Frequently Asked Questions
Are there any other research projects that have been undertaken to evaluate TA-CIN?
"Presently, two research protocols for TA-CIN (arm) are ongoing with none in phase 3. Birmingham, Alabama is the primary site for these investigations; however, three other sites have trials underway utilizing this method of treatment."
Are septuagenarians within the parameters of eligibility for this experiment?
"This clinical trial is searching for participants who have reached the age of majority, but are not yet centenarians."
To what extent could TA-CIN treatment present risks to patients?
"Our analysis at Power yields that TA-CIN (arm) has an overall safety rating of 1 due to its Phase 1 categorization, which indicates limited efficacy and safety data."
Does this trial have any eligibility criteria that must be met to participate?
"Fourteen individuals between the ages of majority and 100, who are currently suffering from a uterine cervical neoplasm, may be accepted into this research. Other qualifications include being compliant with study protocol and having an ECOG Performance Status of 0 to 1 over 8 weeks prior to enrollment."
What is the upper limit for participants in this clinical trial?

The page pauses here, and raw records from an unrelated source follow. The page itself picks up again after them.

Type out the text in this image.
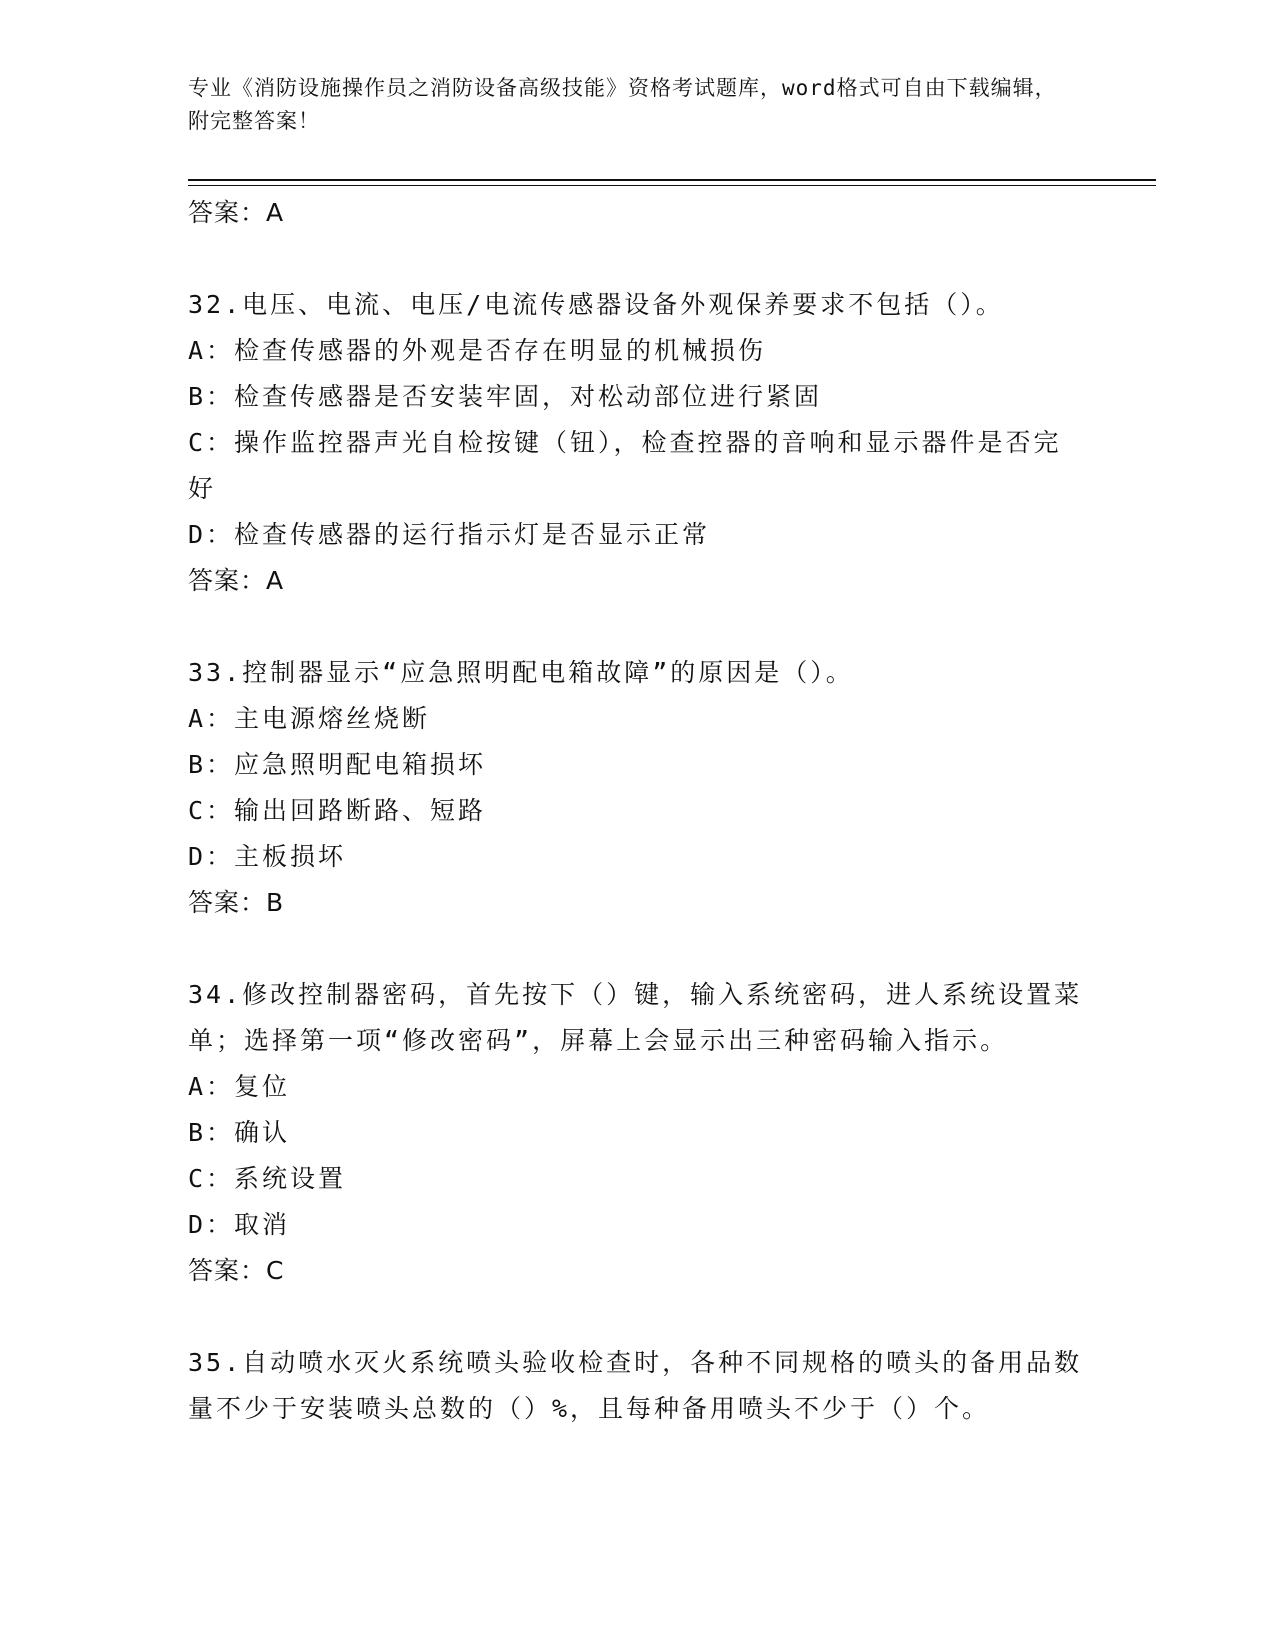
专业《消防设施操作员之消防设备高级技能》资格考试题库，word格式可自由下载编辑，附完整答案！
答案：A
32.电压、电流、电压/电流传感器设备外观保养要求不包括（）。
A：检查传感器的外观是否存在明显的机械损伤
B：检查传感器是否安装牢固，对松动部位进行紧固
C：操作监控器声光自检按键（钮），检查控器的音响和显示器件是否完好
D：检查传感器的运行指示灯是否显示正常
答案：A
33.控制器显示“应急照明配电箱故障”的原因是（）。
A：主电源熔丝烧断
B：应急照明配电箱损坏
C：输出回路断路、短路
D：主板损坏
答案：B
34.修改控制器密码，首先按下（）键，输入系统密码，进人系统设置菜单；选择第一项“修改密码”，屏幕上会显示出三种密码输入指示。
A：复位
B：确认
C：系统设置
D：取消
答案：C
35.自动喷水灭火系统喷头验收检查时，各种不同规格的喷头的备用品数量不少于安装喷头总数的（）%，且每种备用喷头不少于（）个。
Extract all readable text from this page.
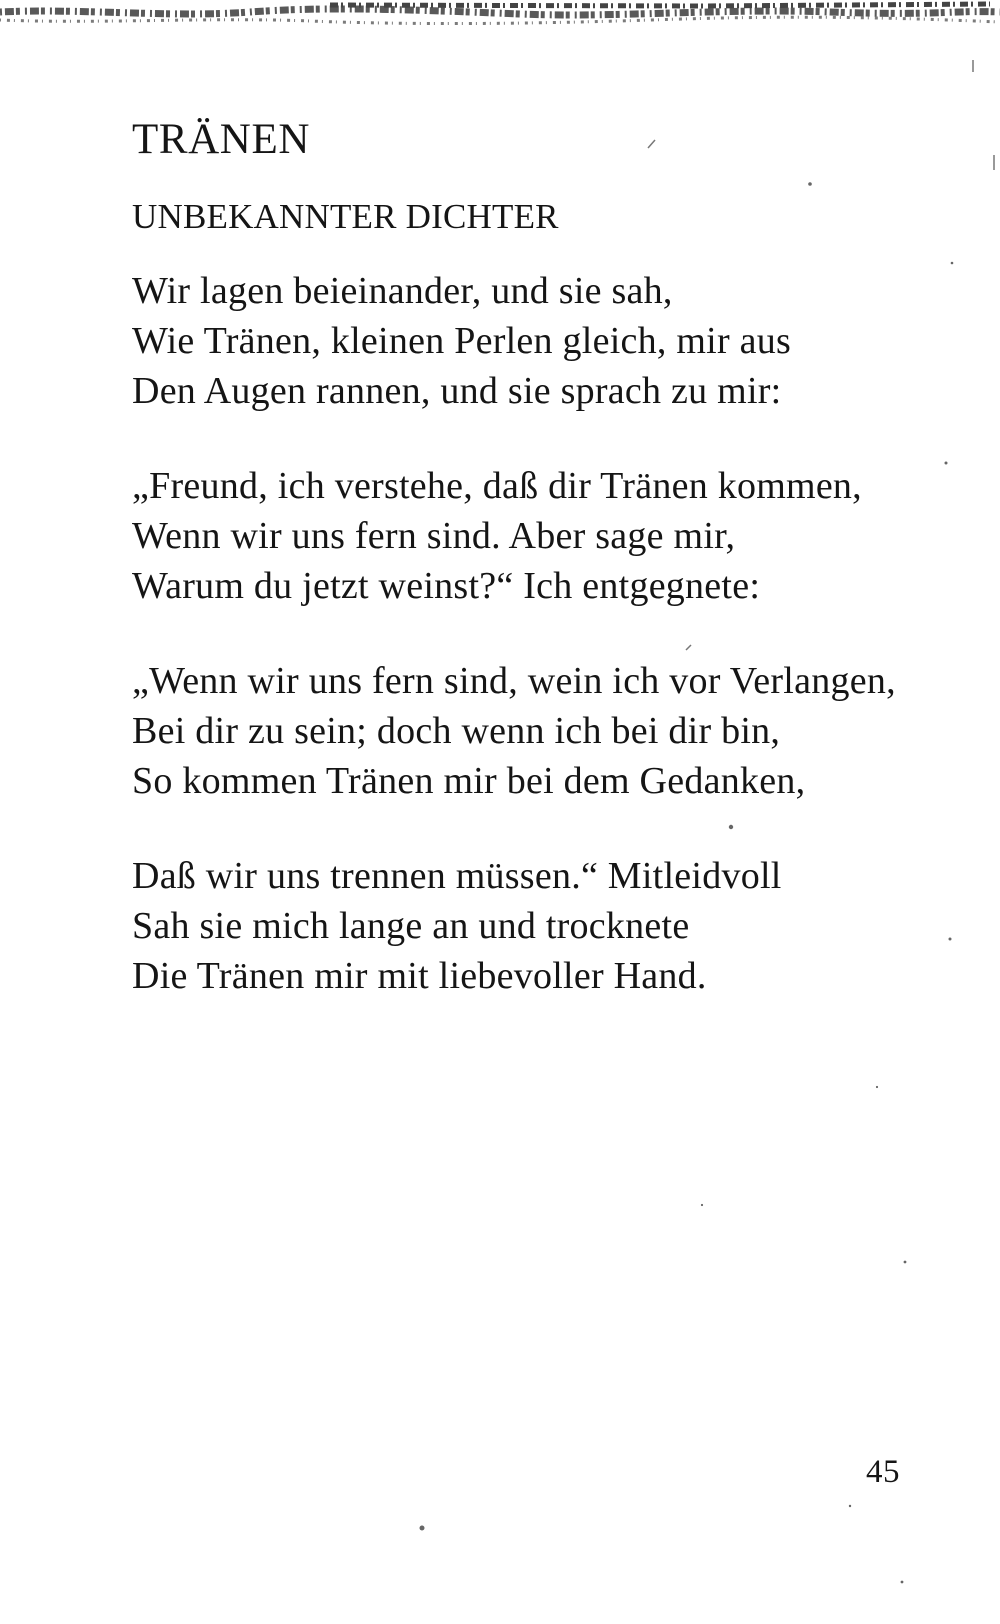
TRÄNEN
UNBEKANNTER DICHTER
Wir lagen beieinander, und sie sah,
Wie Tränen, kleinen Perlen gleich, mir aus
Den Augen rannen, und sie sprach zu mir:
„Freund, ich verstehe, daß dir Tränen kommen,
Wenn wir uns fern sind. Aber sage mir,
Warum du jetzt weinst?“ Ich entgegnete:
„Wenn wir uns fern sind, wein ich vor Verlangen,
Bei dir zu sein; doch wenn ich bei dir bin,
So kommen Tränen mir bei dem Gedanken,
Daß wir uns trennen müssen.“ Mitleidvoll
Sah sie mich lange an und trocknete
Die Tränen mir mit liebevoller Hand.
45
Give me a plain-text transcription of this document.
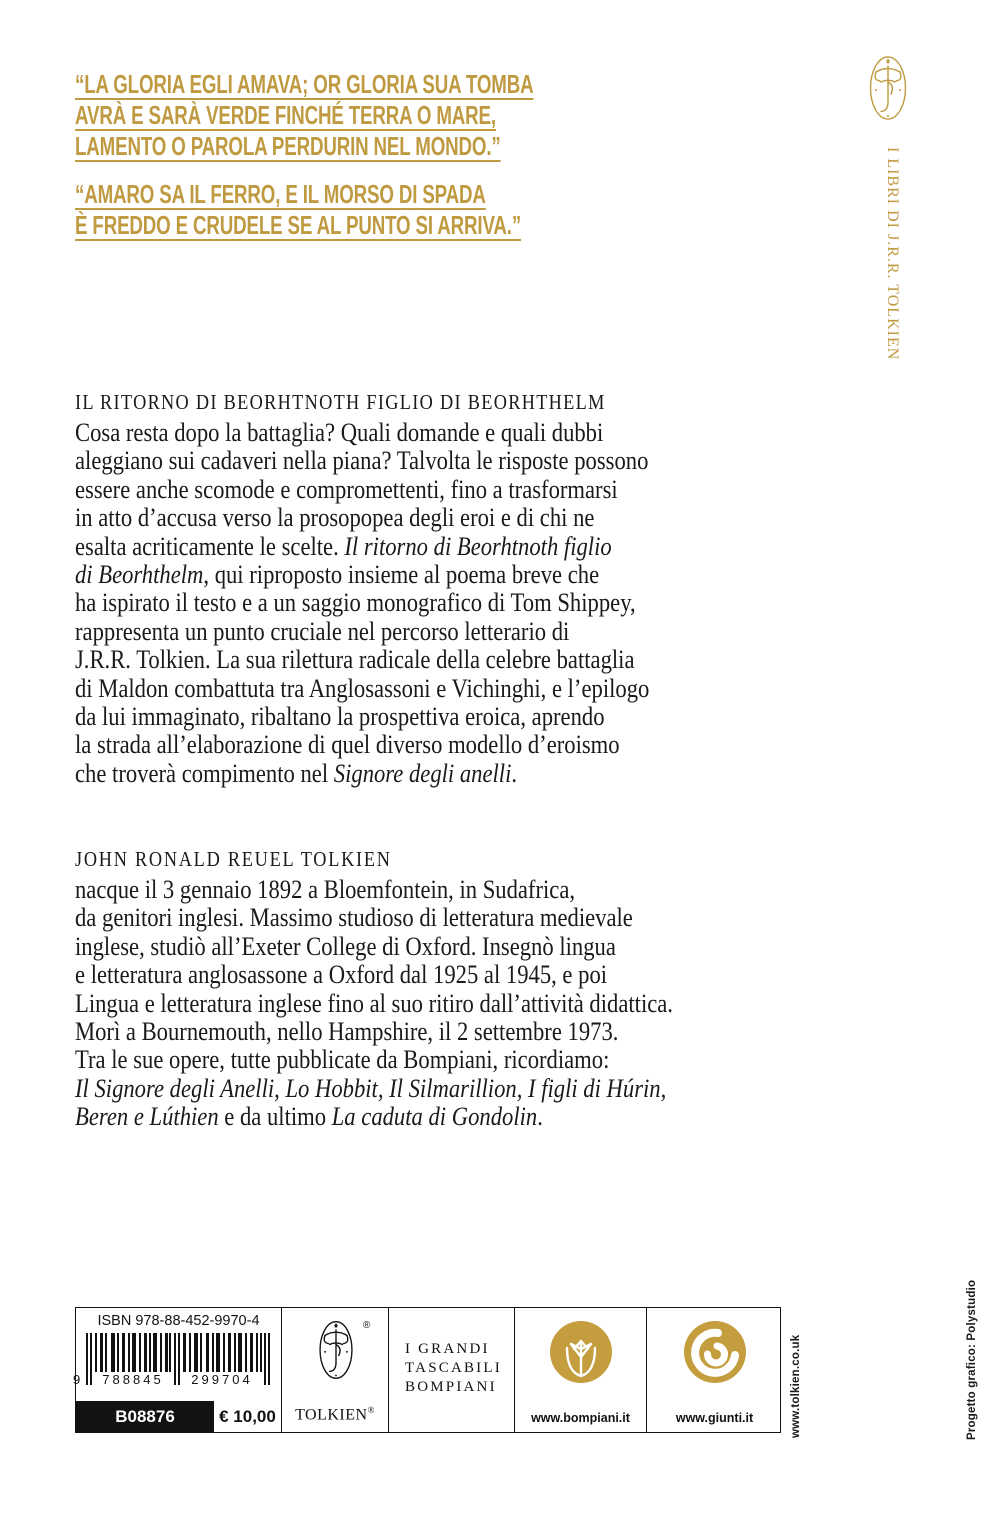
“LA GLORIA EGLI AMAVA; OR GLORIA SUA TOMBA
AVRÀ E SARÀ VERDE FINCHÉ TERRA O MARE,
LAMENTO O PAROLA PERDURIN NEL MONDO.”

“AMARO SA IL FERRO, E IL MORSO DI SPADA
È FREDDO E CRUDELE SE AL PUNTO SI ARRIVA.”	I LIBRI DI J.R.R. TOLKIEN
IL RITORNO DI BEORHTNOTH FIGLIO DI BEORHTHELM
Cosa resta dopo la battaglia? Quali domande e quali dubbi
aleggiano sui cadaveri nella piana? Talvolta le risposte possono
essere anche scomode e compromettenti, fino a trasformarsi
in atto d’accusa verso la prosopopea degli eroi e di chi ne
esalta acriticamente le scelte. Il ritorno di Beorhtnoth figlio
di Beorhthelm, qui riproposto insieme al poema breve che
ha ispirato il testo e a un saggio monografico di Tom Shippey,
rappresenta un punto cruciale nel percorso letterario di
J.R.R. Tolkien. La sua rilettura radicale della celebre battaglia
di Maldon combattuta tra Anglosassoni e Vichinghi, e l’epilogo
da lui immaginato, ribaltano la prospettiva eroica, aprendo
la strada all’elaborazione di quel diverso modello d’eroismo
che troverà compimento nel Signore degli anelli.

JOHN RONALD REUEL TOLKIEN
nacque il 3 gennaio 1892 a Bloemfontein, in Sudafrica,
da genitori inglesi. Massimo studioso di letteratura medievale
inglese, studiò all’Exeter College di Oxford. Insegnò lingua
e letteratura anglosassone a Oxford dal 1925 al 1945, e poi
Lingua e letteratura inglese fino al suo ritiro dall’attività didattica.
Morì a Bournemouth, nello Hampshire, il 2 settembre 1973.
Tra le sue opere, tutte pubblicate da Bompiani, ricordiamo:
Il Signore degli Anelli, Lo Hobbit, Il Silmarillion, I figli di Húrin,
Beren e Lúthien e da ultimo La caduta di Gondolin.

ISBN 978-88-452-9970-4
9	788845	299704
B08876	€ 10,00
®
TOLKIEN®
I GRANDI
TASCABILI
BOMPIANI
www.bompiani.it	www.giunti.it	www.tolkien.co.uk	Progetto grafico: Polystudio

"At this time, no more candidates are being sought for this trial. It was originally posted on April 4th 2019 and its information has been most recently updated on July 22nd 2022. If you're still interested in participating in a clinical study of uterine cervical neoplasms, there are 317 trials open at present alongside 2 TA-CIN (arm) studies that are actively enrolling patients."
Are there any current openings for enrolment in this trial?
"This clinical trial has finished recruitment as of July 22, 2022. However, there are still 317 studies for uterine cervical neoplasms and two trials searching patients with TA-CIN (arm)."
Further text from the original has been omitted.